An AI Product Manager can be someone with extensive Data scientist experience or someone with extensive business experience. The demands of proportion for Technical and business expertise vary across organizations.

Its Solely The Job Of AI Product Managers To Build Out Roadmaps

Regular Product Management enjoys the privilege and the burden of knowing what their customers need and exactly what to build to ascertain customer happiness. More often than not these features do not battle the war of technical feasibility. Not very often are situations encountered where entire features are impossible to build, but they are more likely to lie in the “Not this way, the other way” spectrum. In such cases, Product Managers can to a large extent own the “WHATs”

An AI product manager needs to strike a very delicate and exactly right balance between he customers and the AI teams. Not everything that the customer wants can be built, and not everything that the AI developers think is brilliant is right for the customers.

The right balance usually includes maintaining full transparency with the technical teams about the user problems that exist and needs to be focused on, and having the roadmap always informed with the combination of user knowledge, AI research advances and sometimes the whims and fancies of the paying business executives.

AI Products Are Perfect

As with the job of a Product Manager, the job of an AI product Manager also includes setting correct customer expectations.

More often than not customers do not know what they need (they might know what they want), and they definitely do not know what is remotely possible in the realm of AI. Clients do have this bad habit of quoting accuracy in their business deals and acceptance of products.

But the very fact that there was a need for AI to solve a problem or a set of problems is because of the failure of regular non-AI based methodologies to achieve the goal. It usually falls upon the AI product managers to transparently communicate the accuracy and the performance metrics to the customers. Solving a big problem partially is always better than no solution at all.

If millions of people are reaching out to you everyday, having an army of customer service agents is neither profitable nor judicious use of resources. The variations in conversations, styles and different levels of familiarity with language and your organization makes it practically impossible for a rule based engine to man the calls.

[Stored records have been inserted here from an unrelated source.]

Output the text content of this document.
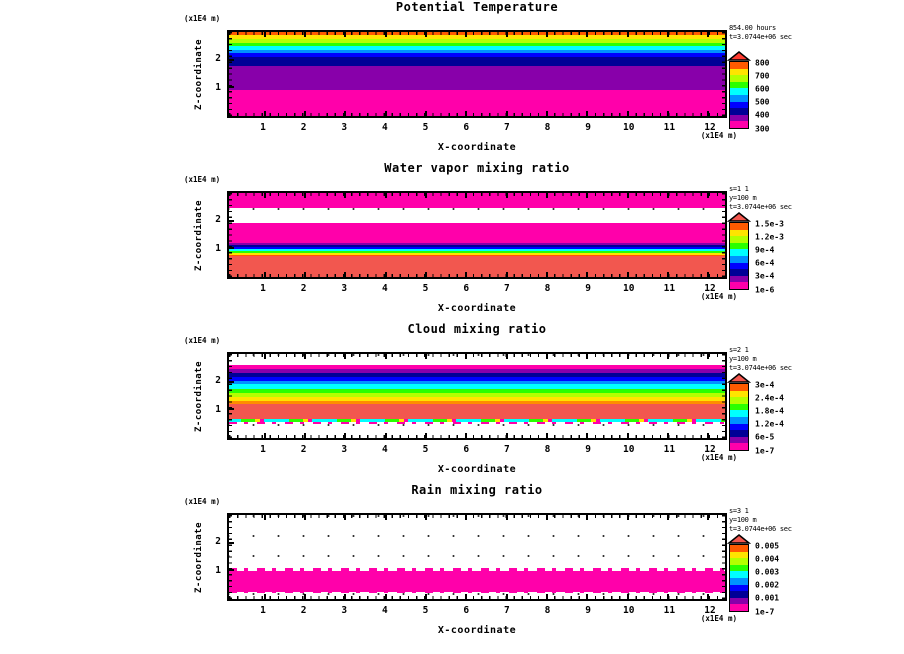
Potential Temperature
(x1E4 m)
Z-coordinate 2
1
1	2	3	4	5	6	7	8	9	10	11	12
(x1E4 m)
X-coordinate
854.00 hours
t=3.0744e+06 sec
800
700
600
500
400
300
Water vapor mixing ratio
(x1E4 m)
Z-coordinate 2
1
1	2	3	4	5	6	7	8	9	10	11	12
(x1E4 m)
X-coordinate
s=1 1
y=100 m
t=3.0744e+06 sec
1.5e-3
1.2e-3
9e-4
6e-4
3e-4
1e-6
Cloud mixing ratio
(x1E4 m)
Z-coordinate 2
1
1	2	3	4	5	6	7	8	9	10	11	12
(x1E4 m)
X-coordinate
s=2 1
y=100 m
t=3.0744e+06 sec
3e-4
2.4e-4
1.8e-4
1.2e-4
6e-5
1e-7
Rain mixing ratio
(x1E4 m)
Z-coordinate 2
1
1	2	3	4	5	6	7	8	9	10	11	12
(x1E4 m)
X-coordinate
s=3 1
y=100 m
t=3.0744e+06 sec
0.005
0.004
0.003
0.002
0.001
1e-7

Organizations have a choice of having their users go through a UI guided resolution or an intuitive human -like conversation to solve user problems.

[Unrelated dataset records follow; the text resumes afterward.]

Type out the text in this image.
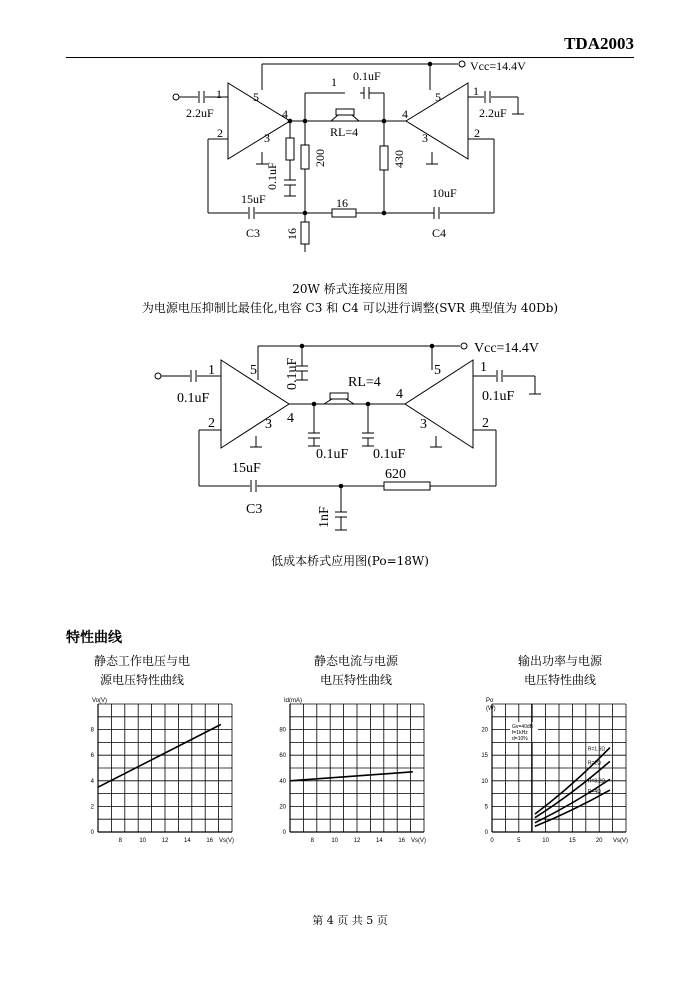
TDA2003
Vcc=14.4V
2.2uF	2.2uF
1	5
4
3
2
1
5
4
3	2
1 0.1uF
RL=4
15uF
C3
16
10uF
C4
0.1uF
200	430
16
20W 桥式连接应用图
为电源电压抑制比最佳化,电容 C3 和 C4 可以进行调整(SVR 典型值为 40Db)
Vcc=14.4V
0.1uF	0.1uF
1	5
4
3
2
1
5
4
3	2
RL=4
0.1uF 0.1uF
15uF
C3
620
0.1uF
1nF
低成本桥式应用图(Po=18W)
特性曲线
静态工作电压与电
源电压特性曲线
静态电流与电源
电压特性曲线
输出功率与电源
电压特性曲线
0
2
4
6
8
8	10	12	14	16
Vo(V)
Vs(V)
0
20
40
60
80
8	10	12	14	16
Id(mA)
Vs(V)
0
5
10
15
20
0	5	10	15	20
Po
(W)
Vs(V)
Gv=40dB
f=1kHz
d=10%
R=1.6Ω
R=2Ω
R=3.2Ω
R=4Ω
第 4 页 共 5 页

If an organization favors the movement towards more intuitive interactions, using Natural Language processing is the best practical solution. But NLP is nowhere near perfection. Not yet. But it does the job you intended it to do in the first place — make people feel like they are talking to a person, and solve their problems effectively.

Every Problem Should Be Solved With AI

“To a man with a hammer, everything is a nail”
And
“To an AI Product Manager, every problem could seem solvable by AI and AI alone.”

AI product Managers are still Product Managers who have many weapons in their arsenals.

Problems are never AI-based, AI could be the solution to a Problem

The usual framework of Discovery-Design-Delivery-Deduction works just fine if not perfect for even AI products. In fact, if an AI Product Manager needs to learn something it is when not to deploy their powerful weapon to solve the problem.

In Summary

AI Product Manager skills and competencies lie across a wide Spectrum. The required skill could be sometimes expert knowledge of workings of AI Algorithms and others understanding and solving customer problems.

AI Product Managers should not have the sole ownership over an AI product. The roadmap is better built in collaboration with and informed by the Research and Engineering teams keeping the customer’s welfare in mind.

AI is usually used to solve problems which cannot be solved otherwise. Do not expect AI products to yield perfect solutions and solving a problem partially is much better than having no solution at all.

The strongest and the most powerful weapon in a Product Manager’s arsenal is knowing when to use AI, and more importantly when not to.